Ivan Karamazov at least admits of the question and engages it: his internal, psychological suffering is evidence enough of that. Out of love for them all, Alyosha suffers, too. He wants so much for them all to be happy yet sees them all tripping over themselves, failing to live in God’s light. Like Christ, he offers himself up for their sins and submits his will to theirs—going where he is called and setting aside his own desires that they might have theirs fulfilled.
And yet he will only help them towards the good, and they know that. Of the three brothers, Dmitri is the one who best understands that and who, ultimately, depends on Alyosha’s good heart to free him from prison and escape from the unjust sentence that has been passed on him. In this sense, Alyosha is like Gerasim in Tolstoy’s tale—there to serve the other, even if it means doing some very unpleasant work.
Gerasim is, after all, merely the butler to Ivan Ilyich: he is no family relation and so there is no reason that he should figure so predominantly in the transformation of Ivan Ilyich’s soul from darkness and confusion to light and love at the end.
Yet, it is by his example of genuine goodness, care, concern, regard, charity, sympathy, empathy and a willingness to serve, which above all is the main thing that gives suffering its salvific character (it is linked to the service of God), that Ivan Ilyich sees what he himself has been missing all his life: the grace of God in his own soul.
Now, having lived within his own thoughts for so long, having no other option but to do so because of his illness—having no access to the mirth and merriments and distractions that Fyodor Karamazov pursues in Dostoevsky’s work—Ivan Ilyich is finally face to face with the fact that his soul is dark, empty, confused, tormented and unhappy. All of this is quite intolerable for him and is a bear to others as a result.
Yet, Gerasim alone suffers it all: he alone puts up with his employer for the sole reason that he is meek and mild of heart. Gerasim is the Alyosha of Tolstoy’s short story—he is the example of the light in living flesh, the living example of God’s grace, that the sinner needs to make his suffering meaningful and to transform through the infusion of grace that comes from this recognition and the acceptance of it.
Ivan Karamazov quite frequently comes to the recognition and is filled with rapture by it—for example, when he is kissed by Alyosha in one of the defining moments of the novel wherein Alyosha resembles Christ, Ivan Karamazov is filled with “some kind of rapture” as Dostoevsky puts it (263)—but, of course, it is only a recognition and not an acceptance. That is the difference.
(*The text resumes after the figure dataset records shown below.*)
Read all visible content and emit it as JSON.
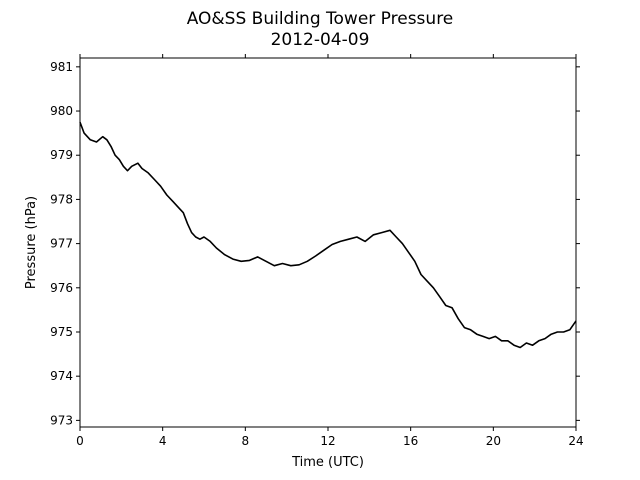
{
  "chart_data": {
    "type": "line",
    "title": "AO&SS Building Tower Pressure",
    "subtitle": "2012-04-09",
    "xlabel": "Time (UTC)",
    "ylabel": "Pressure (hPa)",
    "xlim": [
      0,
      24
    ],
    "ylim": [
      972.85,
      981.2
    ],
    "xticks": [
      0,
      4,
      8,
      12,
      16,
      20,
      24
    ],
    "yticks": [
      973,
      974,
      975,
      976,
      977,
      978,
      979,
      980,
      981
    ],
    "grid": false,
    "line_color": "#000000",
    "series": [
      {
        "x": [
          0,
          0.2,
          0.5,
          0.8,
          1.1,
          1.3,
          1.5,
          1.7,
          1.9,
          2.1,
          2.3,
          2.5,
          2.8,
          3.0,
          3.3,
          3.6,
          3.9,
          4.2,
          4.5,
          4.8,
          5.0,
          5.2,
          5.4,
          5.6,
          5.8,
          6.0,
          6.3,
          6.6,
          7.0,
          7.4,
          7.8,
          8.2,
          8.6,
          9.0,
          9.4,
          9.8,
          10.2,
          10.6,
          11.0,
          11.4,
          11.8,
          12.2,
          12.6,
          13.0,
          13.4,
          13.8,
          14.2,
          14.6,
          15.0,
          15.3,
          15.6,
          15.9,
          16.2,
          16.5,
          16.8,
          17.1,
          17.4,
          17.7,
          18.0,
          18.3,
          18.6,
          18.9,
          19.2,
          19.5,
          19.8,
          20.1,
          20.4,
          20.7,
          21.0,
          21.3,
          21.6,
          21.9,
          22.2,
          22.5,
          22.8,
          23.1,
          23.4,
          23.7,
          24.0
        ],
        "values": [
          979.75,
          979.5,
          979.35,
          979.3,
          979.42,
          979.35,
          979.2,
          979.0,
          978.9,
          978.75,
          978.65,
          978.75,
          978.82,
          978.7,
          978.6,
          978.45,
          978.3,
          978.1,
          977.95,
          977.8,
          977.7,
          977.45,
          977.25,
          977.15,
          977.1,
          977.15,
          977.05,
          976.9,
          976.75,
          976.65,
          976.6,
          976.62,
          976.7,
          976.6,
          976.5,
          976.55,
          976.5,
          976.52,
          976.6,
          976.72,
          976.85,
          976.98,
          977.05,
          977.1,
          977.15,
          977.05,
          977.2,
          977.25,
          977.3,
          977.15,
          977.0,
          976.8,
          976.6,
          976.3,
          976.15,
          976.0,
          975.8,
          975.6,
          975.55,
          975.3,
          975.1,
          975.05,
          974.95,
          974.9,
          974.85,
          974.9,
          974.8,
          974.8,
          974.7,
          974.65,
          974.75,
          974.7,
          974.8,
          974.85,
          974.95,
          975.0,
          975.0,
          975.05,
          975.25
        ]
      }
    ]
  }
}
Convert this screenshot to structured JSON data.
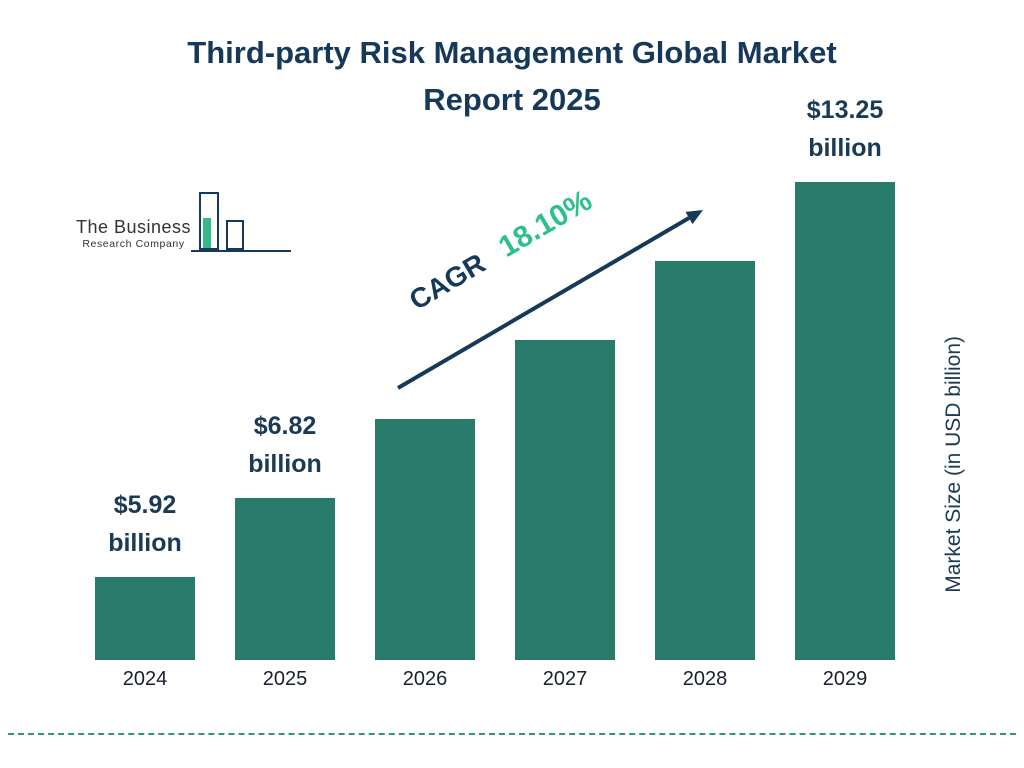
{
  "title": {
    "line1": "Third-party Risk Management Global Market",
    "line2": "Report 2025"
  },
  "logo": {
    "line1": "The Business",
    "line2": "Research Company"
  },
  "cagr": {
    "label": "CAGR",
    "value": "18.10%"
  },
  "y_axis_label": "Market Size (in USD billion)",
  "colors": {
    "bar": "#287a6b",
    "navy": "#16395a",
    "green": "#2fbe8e",
    "dashed_line": "#2f9583"
  },
  "chart_data": {
    "type": "bar",
    "title": "Third-party Risk Management Global Market Report 2025",
    "categories": [
      "2024",
      "2025",
      "2026",
      "2027",
      "2028",
      "2029"
    ],
    "values": [
      5.92,
      6.82,
      8.05,
      9.51,
      11.23,
      13.25
    ],
    "ylabel": "Market Size (in USD billion)",
    "cagr_percent": 18.1,
    "grid": false,
    "legend": "none",
    "bars": [
      {
        "year": "2024",
        "value": 5.92,
        "label_line1": "$5.92",
        "label_line2": "billion"
      },
      {
        "year": "2025",
        "value": 6.82,
        "label_line1": "$6.82",
        "label_line2": "billion"
      },
      {
        "year": "2026",
        "value": 8.05,
        "label_line1": null,
        "label_line2": null
      },
      {
        "year": "2027",
        "value": 9.51,
        "label_line1": null,
        "label_line2": null
      },
      {
        "year": "2028",
        "value": 11.23,
        "label_line1": null,
        "label_line2": null
      },
      {
        "year": "2029",
        "value": 13.25,
        "label_line1": "$13.25",
        "label_line2": "billion"
      }
    ]
  }
}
The acceptance of the grace makes the suffering light (for my yoke is easy and my burden is light)—it makes the suffering transformative in a positive way. The refusal to accept suffering, to reject the idea that people suffer as a result of Original Sin, that there is a war between Heaven and Hell in the heart of every human being, that God and the Devil are fighting and the battleground is the human heart, mind and will—the refusal to.